The present-day Manchuela comarca is divided between Manchuela Albaceteña in Albacete Province, the Manchuela Conquense in Cuenca Province and the Valencian Manchuela (Requena-Utiel) in the Valencia Province. The Júcar River cuts across the high plateau of La Meseta forming deep gorges (Hoces del Júcar) offering spectacular landscapes. The Serranía de Cuenca forms the northern boundary of the comarca, and the Sierra de las Cabrillas the eastern. The western boundary is formed by a section of the Júcar River and the southern Almansa corridor.

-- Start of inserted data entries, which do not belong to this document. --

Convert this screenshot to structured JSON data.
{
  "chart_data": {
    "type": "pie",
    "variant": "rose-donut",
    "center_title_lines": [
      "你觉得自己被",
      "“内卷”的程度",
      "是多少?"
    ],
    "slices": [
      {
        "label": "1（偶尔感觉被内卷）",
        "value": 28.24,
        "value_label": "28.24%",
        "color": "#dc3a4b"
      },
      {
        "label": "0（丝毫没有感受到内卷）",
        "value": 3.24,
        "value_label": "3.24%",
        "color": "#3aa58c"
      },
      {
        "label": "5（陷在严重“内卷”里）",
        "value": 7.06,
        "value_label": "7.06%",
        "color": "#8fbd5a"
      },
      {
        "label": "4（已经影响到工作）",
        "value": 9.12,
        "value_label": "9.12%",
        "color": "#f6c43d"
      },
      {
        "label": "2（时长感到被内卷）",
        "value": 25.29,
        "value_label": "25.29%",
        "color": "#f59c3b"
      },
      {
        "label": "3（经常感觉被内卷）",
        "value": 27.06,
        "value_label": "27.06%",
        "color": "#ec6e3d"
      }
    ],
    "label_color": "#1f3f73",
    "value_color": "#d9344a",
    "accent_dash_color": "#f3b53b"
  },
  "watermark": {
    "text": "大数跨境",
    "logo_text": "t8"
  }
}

==Municipal terms and villages==

===Albacete province===
Abengibre, Alatoz, Alborea, Alcalá del Júcar, Balsa de Ves, Carcelén, Casas-Ibáñez, Casas de Juan Núñez, Casas de Ves, Cenizate, Fuentealbilla, Golosalvo, Jorquera, Madrigueras, Mahora, Motilleja, Navas de Jorquera, Pozo-Lorente, La Recueja, Valdeganga, Villamalea, Villatoya, Villavaliente and Villa de Ves.

===Cuenca province===
Alarcón, Almodóvar del Pinar, Buenache de Alarcón, Campillo de Altobuey, Casasimarro, Casas de Benítez, Casas de Guijarro, Castillejo de Iniesta, El Herrumblar, Enguídanos, Gabaldón, Graja de Iniesta, Hontecillas, Iniesta, Ledaña, Minglanilla, Motilla del Palancar, Olmedilla de Alarcón, Paracuellos, El Peral, La Pesquera, El Picazo, Pozoamargo, Pozorrubielos de la Mancha, Puebla del Salvador, Quintanar del Rey, Sisante, Tébar, Valhermoso de la Fuente, Valverdejo, Villagarcía del Llano, Villalpardo, Villanueva de la Jara and Villarta.

=== Valencia province ===
Camporrobles, Villalgordo, Fuenterrobles, Venta del Moro, Caudete de las Fuentes, Utiel, San Antonio, Requena, Sinarcas, and Chera.